Donburi is a Japanese rice bowl dish. Hot steaming rice is place in the bowl topped with fish, meat, or vegetables. The flavorful meat and vegetable juices are absorbed into the rice making it all the more tasty. The toppings need not be fancy. In fact, a simple soft cooked egg drizzled with soy sauce makes a very tasty topping.

Beef donburi also known as Gyudon is very popular in Japan. You can find this fast and inexpensive dish at chain stores across the country. The beef is typically cooked with onions, soy sauce, mirin, sake, and sugar giving it a sweet and salty flavor. Egg is commonly added. Beni shoga (pickled red ginger) and shichimi togarashi (seven flavor chili pepper) are good accompaniments. A bowl of miso soup completes the meal.

When I was a kid, Mom often made half boiled (soft cooked) eggs for breakfast. These were very soft eggs with runny whites and yolks. Fresh brown eggs were placed in a large enamel mug and boiling water poured over to cover the eggs. The lid was placed on the mug and the eggs sat in the hot water bath for 5 to 6 minutes. As soon as the timer went off, the water was drained and the eggs cracked into individual serving bowls. They were then seasoned with a little soy sauce and pepper and served immediately with toast. I remember eating this quite often until I eventually outgrew it. Please note that 5 to 6 minutes may be sufficient in the tropics but over here where it is much cooler, the eggs need to sit for 8 to 9 minutes.

Onsen tamago (hot spring eggs), on the other hand, have firmer egg whites and yolks but they are still soft and creamy. Originally these eggs are slow cooked in baskets lowered into the hot springs. As the temperature in the hot springs is more or less constant, only the timing need to be monitored. Making these at home can be a little tricky as the temperature and timing has to be just right. There are various methods but the easiest and fastest is to use the same method as soft cooked eggs by increasing the time to 11 or 12 minutes instead. The egg in the pictures was a little soft as the water did cool slightly with the lid off while I took pictures. :(

The spicy kimchi is a nice counterpoint to the beef and egg. I used store bought Napa cabbage kimchi this time as it has been a while since I made my own. If you prefer homemade kimchi, do check out my Stuffed Oi Kimchi (Cucumber Kimchi) or Kkakdugi (Radish Kimchi).
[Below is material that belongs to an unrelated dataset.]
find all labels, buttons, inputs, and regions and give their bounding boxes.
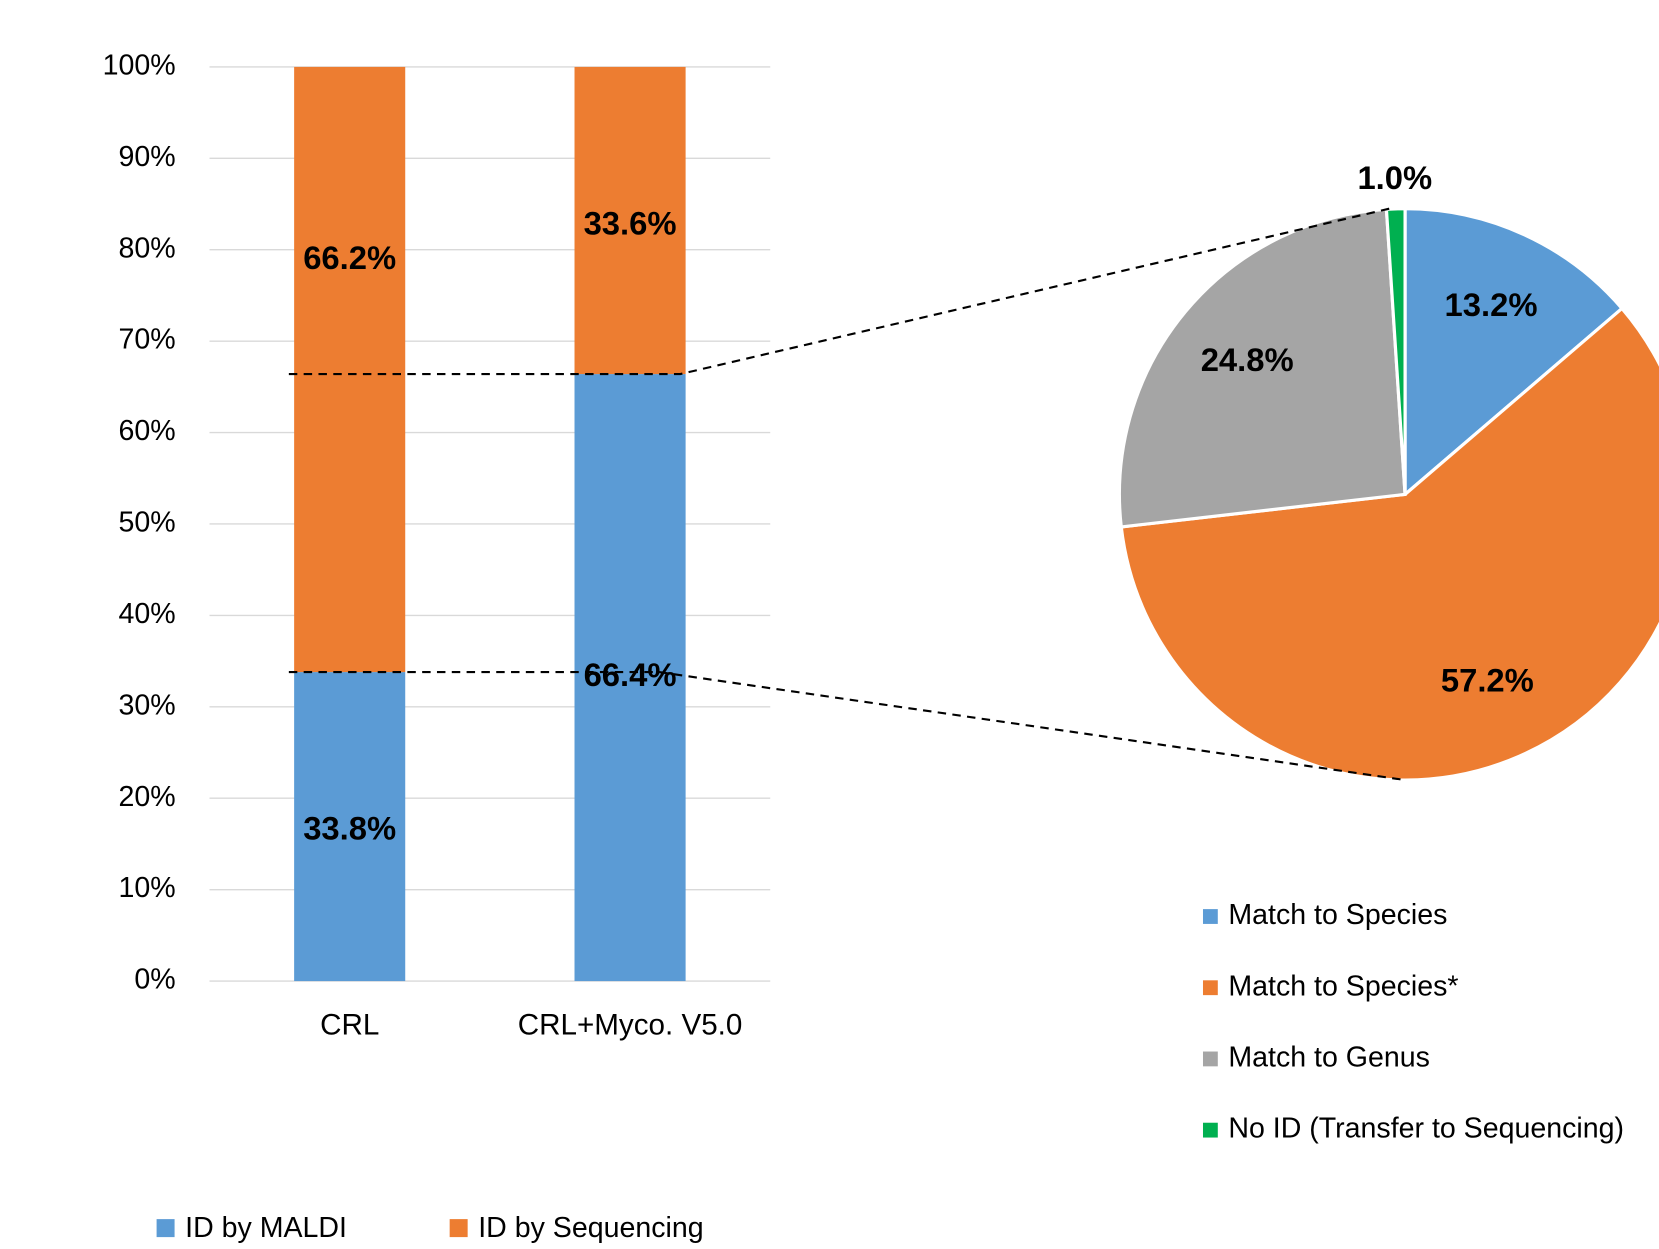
y-tick-label: 0% <box>134 964 175 996</box>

Gyudon with Kimchi and Onsen Tamago

Prep Time: 15 minutes

Cook Time: 20 minutes

Yield: 4 servings

Gyudon with Kimchi and Onsen Tamago


  • 1 lb (450g) sirloin steak, thinly sliced
  • 2 onions, thinly sliced
  • ¼ cup (60ml) soy sauce
  • 2 tbsp mirin
  • 2 tbsp sake
  • ¼ cup (60ml) water
  • ½ tsp hondashi
  • 1 tsp sugar
  • 1 tbsp sesame oil
  • 4 large eggs
  • Serve with
  • 4 cups cooked short grain rice (preferably hot and steaming)
  • 1 cup Napa cabbage kimchi
  • Slice green onions to garnish


Bring eggs out of the refrigerator. Rinse with warm water from faucet and allow to sit for 10 to 15 minutes for them to come to room temperature. Mix together soy sauce, mirin, sake, hondashi, and sugar in a bowl. Set aside.

Heat sesame oil in a large pan. Fry onions until soft, about 2 minutes. Add beef and fry for another 2 minutes. Pour in soy sauce mixture. When it comes to a boil, reduce heat and allow it to simmer for about 5 minutes. Skim off any scum appearing on the surface. Turn off heat.

While beef is cooking, cook the eggs. Fill a medium sized saucepan with water enough to submerge eggs. Bring water to boil. Turn off heat and remove saucepan from hot stove. Gently lower eggs into hot water and place the lid on. Allow eggs to cook in hot water for 11 to 12 minutes. Drain.

Divide cooked rice into 4 bowls. Pile cooked beef and kimchi onto rice. Crack one cooked egg into each bowl. Garnish with green onions and serve immediately.

Beef, kimchi, and egg should be piled neatly but separately on top of rice. Serve immediately with a bowl of miso soup.